Porphyro started. He sorely recognised that voice. The official kept his face averted, but it was undoubtedly the demon.
"What mean you by this gabble of naked swords between me and her?" thundered Porphyro, unheeding who might hear. "Damned posture master, is she not my wife?"
"Your wife, yes, but only by letters of procuration," and there was a note of triumph in that voice.
"God of the Judgment! What is that you say?"
"I say you must be dreaming not to remember that you are only temporarily united to the princess in your character of proxy for his Imperial Majesty, the Holy Roman Emperor."
"Alas the while! Then I am dreaming, indeed!"
"These soldiers," continued the demon, "will remain here all night. These ladies and gentlemen will also attend here till morning, to entertain you and your bride of an hour through your somewhat tedious spell of lying fully dressed together."
"Death and the Pit! Is this true?"
"True as death, assured as the pit. To-morrow you will sheathe your sword, and depart from her for ever."
Porphyro pressed his hands to his temples. He thought his brain would burst. He saw it all now. He was the dupe of the fiend who had once been his dupe.

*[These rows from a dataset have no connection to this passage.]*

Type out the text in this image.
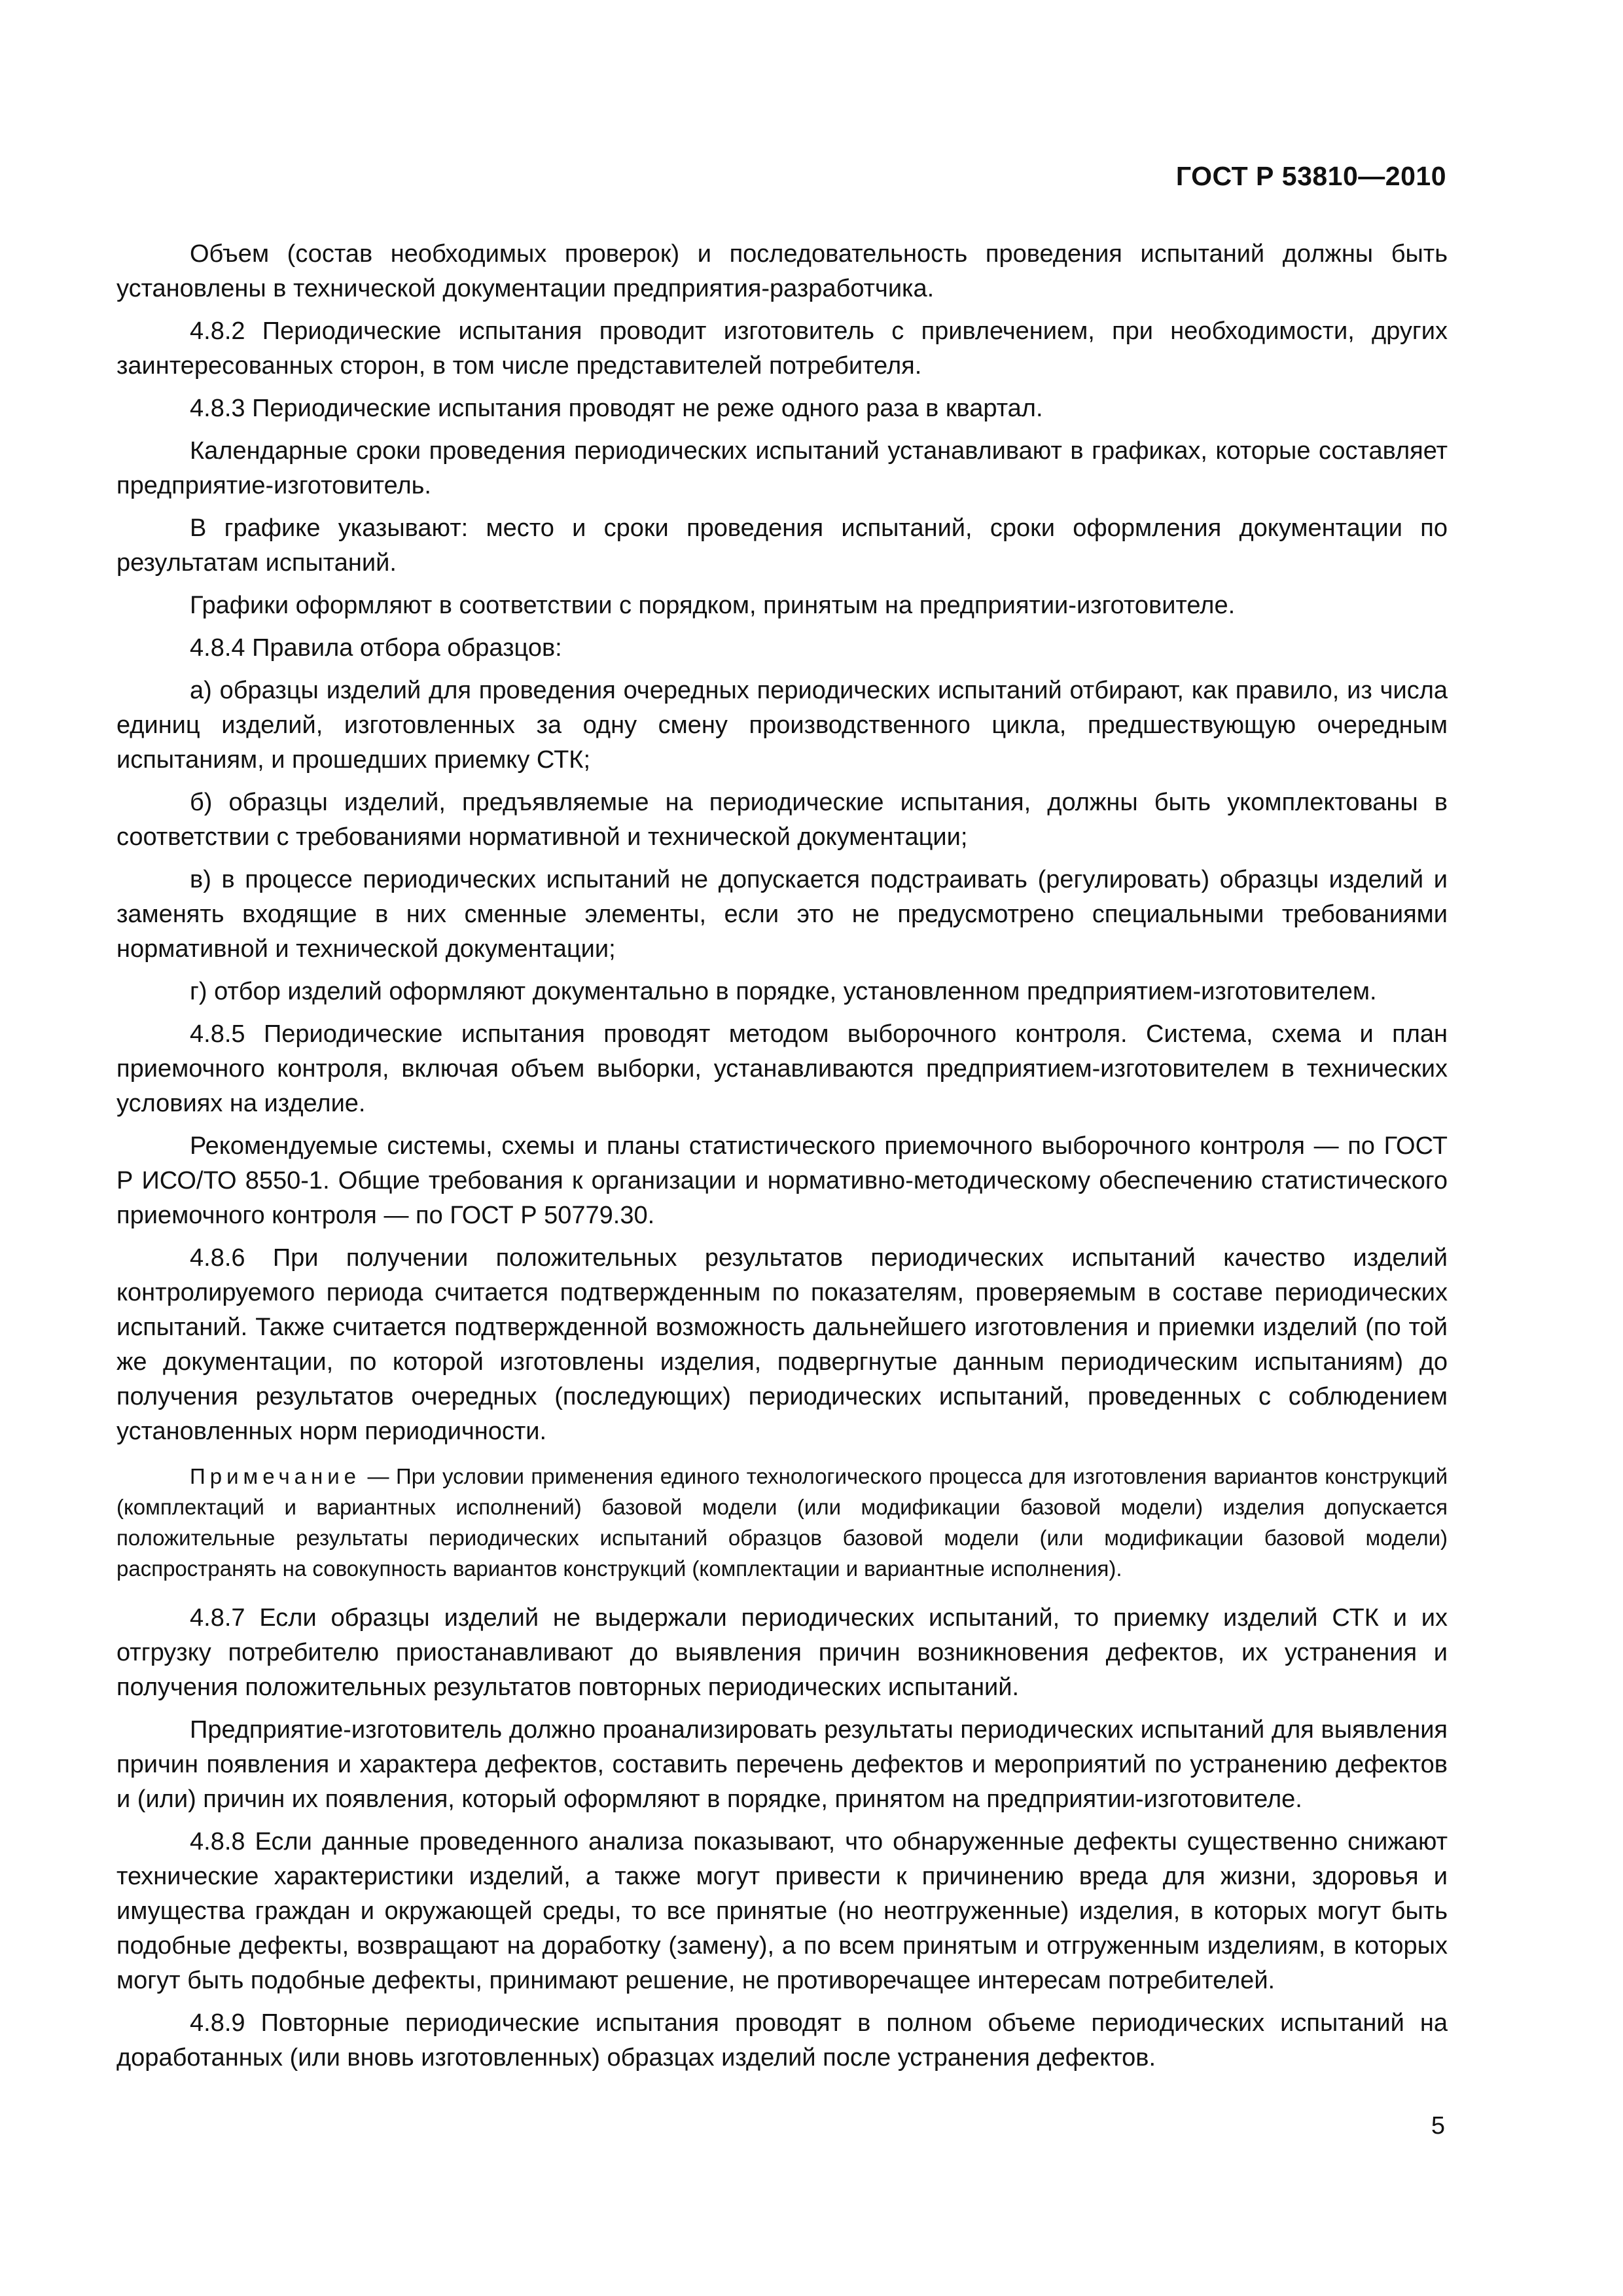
ГОСТ Р 53810—2010

Объем (состав необходимых проверок) и последовательность проведения испытаний должны быть установлены в технической документации предприятия-разработчика.

4.8.2 Периодические испытания проводит изготовитель с привлечением, при необходимости, других заинтересованных сторон, в том числе представителей потребителя.

4.8.3 Периодические испытания проводят не реже одного раза в квартал.

Календарные сроки проведения периодических испытаний устанавливают в графиках, которые составляет предприятие-изготовитель.

В графике указывают: место и сроки проведения испытаний, сроки оформления документации по результатам испытаний.

Графики оформляют в соответствии с порядком, принятым на предприятии-изготовителе.

4.8.4 Правила отбора образцов:

а) образцы изделий для проведения очередных периодических испытаний отбирают, как правило, из числа единиц изделий, изготовленных за одну смену производственного цикла, предшествующую очередным испытаниям, и прошедших приемку СТК;

б) образцы изделий, предъявляемые на периодические испытания, должны быть укомплектованы в соответствии с требованиями нормативной и технической документации;

в) в процессе периодических испытаний не допускается подстраивать (регулировать) образцы изделий и заменять входящие в них сменные элементы, если это не предусмотрено специальными требованиями нормативной и технической документации;

г) отбор изделий оформляют документально в порядке, установленном предприятием-изготовителем.

4.8.5 Периодические испытания проводят методом выборочного контроля. Система, схема и план приемочного контроля, включая объем выборки, устанавливаются предприятием-изготовителем в технических условиях на изделие.

Рекомендуемые системы, схемы и планы статистического приемочного выборочного контроля — по ГОСТ Р ИСО/ТО 8550-1. Общие требования к организации и нормативно-методическому обеспечению статистического приемочного контроля — по ГОСТ Р 50779.30.

4.8.6 При получении положительных результатов периодических испытаний качество изделий контролируемого периода считается подтвержденным по показателям, проверяемым в составе периодических испытаний. Также считается подтвержденной возможность дальнейшего изготовления и приемки изделий (по той же документации, по которой изготовлены изделия, подвергнутые данным периодическим испытаниям) до получения результатов очередных (последующих) периодических испытаний, проведенных с соблюдением установленных норм периодичности.

Примечание — При условии применения единого технологического процесса для изготовления вариантов конструкций (комплектаций и вариантных исполнений) базовой модели (или модификации базовой модели) изделия допускается положительные результаты периодических испытаний образцов базовой модели (или модификации базовой модели) распространять на совокупность вариантов конструкций (комплектации и вариантные исполнения).

4.8.7 Если образцы изделий не выдержали периодических испытаний, то приемку изделий СТК и их отгрузку потребителю приостанавливают до выявления причин возникновения дефектов, их устранения и получения положительных результатов повторных периодических испытаний.

Предприятие-изготовитель должно проанализировать результаты периодических испытаний для выявления причин появления и характера дефектов, составить перечень дефектов и мероприятий по устранению дефектов и (или) причин их появления, который оформляют в порядке, принятом на предприятии-изготовителе.

4.8.8 Если данные проведенного анализа показывают, что обнаруженные дефекты существенно снижают технические характеристики изделий, а также могут привести к причинению вреда для жизни, здоровья и имущества граждан и окружающей среды, то все принятые (но неотгруженные) изделия, в которых могут быть подобные дефекты, возвращают на доработку (замену), а по всем принятым и отгруженным изделиям, в которых могут быть подобные дефекты, принимают решение, не противоречащее интересам потребителей.

4.8.9 Повторные периодические испытания проводят в полном объеме периодических испытаний на доработанных (или вновь изготовленных) образцах изделий после устранения дефектов.

5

His place in this pageant had been contrived with infernal subtlety, only to wring the uttermost pang from his heart strings. He who sups with the devil (they say) must needs have a very long spoon. No help was possible. The Evil One was reaping his revenge. And now he was assured his victim had at last grasped the situation, he threw off the mask, and showed himself in his true colours. He raised his eyes for the first time from the ground, those brimming lakes of bottomless hate which Porphyro had fronted once before in the underground hall. It was his turn now to quail.
"Ha! ha!" laughed the fallen angel. "By mine ancient seat in heaven (and that is an oath I never lightly take as you may guess), confess, have I not bested you, friend Porphyro? He laughs best who laughs the last; is it not so?"

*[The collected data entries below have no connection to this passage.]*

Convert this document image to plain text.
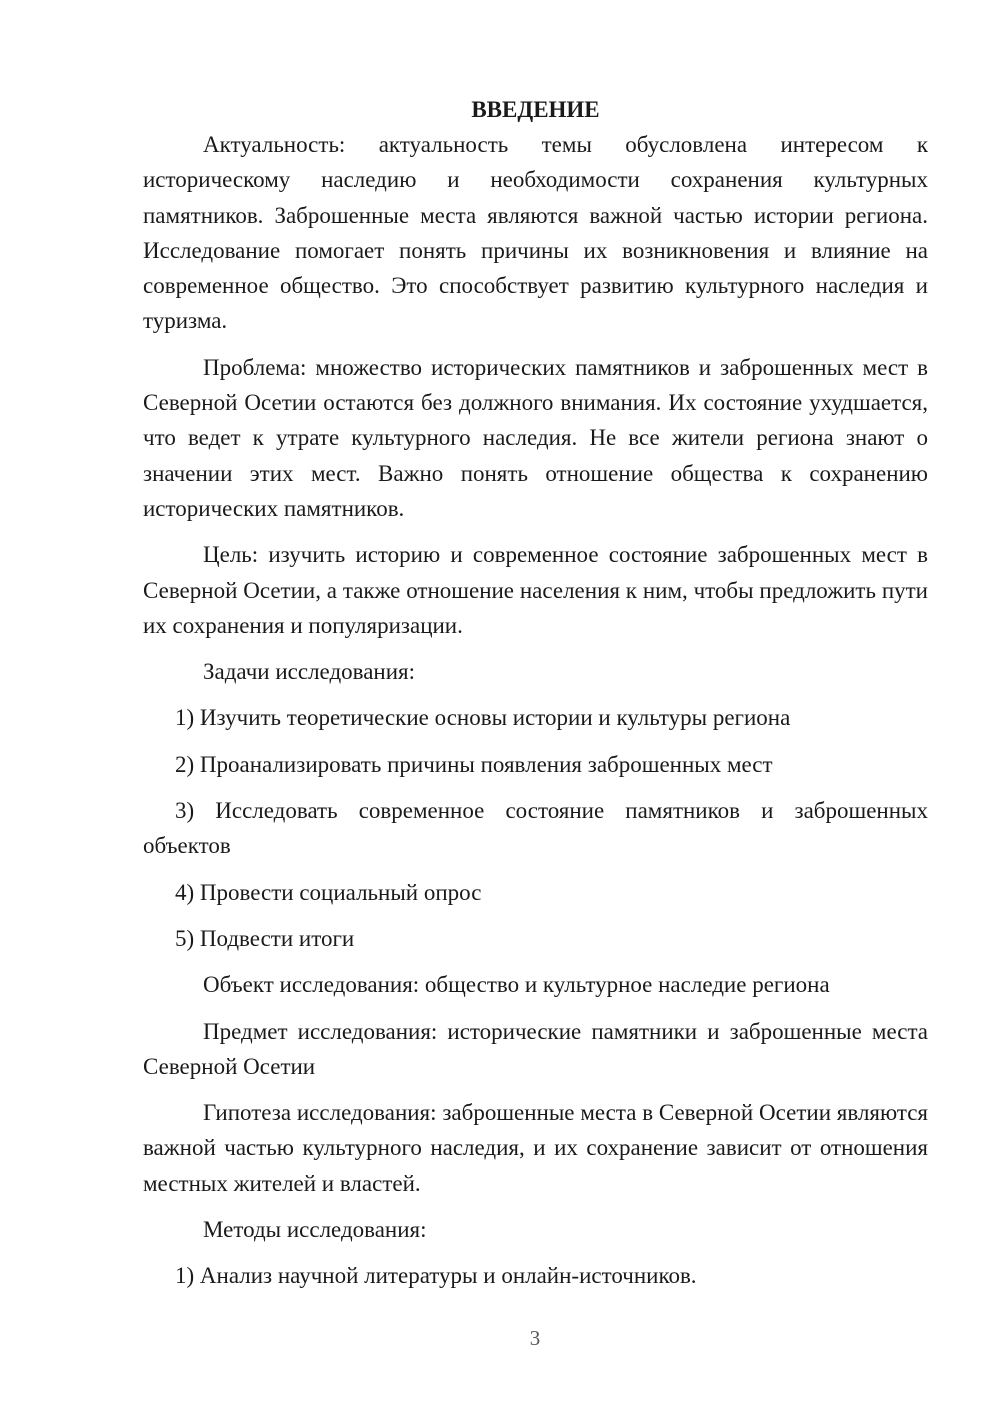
ВВЕДЕНИЕ

Актуальность: актуальность темы обусловлена интересом к историческому наследию и необходимости сохранения культурных памятников. Заброшенные места являются важной частью истории региона. Исследование помогает понять причины их возникновения и влияние на современное общество. Это способствует развитию культурного наследия и туризма.

Проблема: множество исторических памятников и заброшенных мест в Северной Осетии остаются без должного внимания. Их состояние ухудшается, что ведет к утрате культурного наследия. Не все жители региона знают о значении этих мест. Важно понять отношение общества к сохранению исторических памятников.

Цель: изучить историю и современное состояние заброшенных мест в Северной Осетии, а также отношение населения к ним, чтобы предложить пути их сохранения и популяризации.

Задачи исследования:

1) Изучить теоретические основы истории и культуры региона

2) Проанализировать причины появления заброшенных мест

3) Исследовать современное состояние памятников и заброшенных объектов

4) Провести социальный опрос

5) Подвести итоги

Объект исследования: общество и культурное наследие региона

Предмет исследования: исторические памятники и заброшенные места Северной Осетии

Гипотеза исследования: заброшенные места в Северной Осетии являются важной частью культурного наследия, и их сохранение зависит от отношения местных жителей и властей.

Методы исследования:

1) Анализ научной литературы и онлайн-источников.

3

"But what about that bond registered between us in Hell's chancery?" cried Porphyro, in a voice which would have melted triple brass.
"Your bond," shrieked Beelzebub. "Do you remind me of your bond; you who once outfaced me that a bond should be read by the letter, and not by the spirit? I have come round to your views, and I now fling that word back in your teeth. You have had your bond to the letter, and now go and kill yourself, for there is nothing more for you to do."
Porphyro bent like a broken reed. He had found his over-mastering fate. His hopes were ash. He breathed in gasps. He staggered to the window, and threw open the casement. A great pitiful star looked in, but to his eyes it appeared red and bloodshot. He turned round again to the room. He wished to see once more before he died that mistress of his soul for whose sake he had flung it away. But the figure of his master had swelled, and was swelling so rapidly in size that it seemed to fill every available corner of the room. Porphyro raised his hands to heaven, and called upon his lady's name. Three times he called it, and then sprang out of the window. The princess, who had grasped nothing of what had passed, ran to the shutter, and looked out just in time to hear the splash of his body as it fell into the moat. It was the first sign of interest in him which she had shown.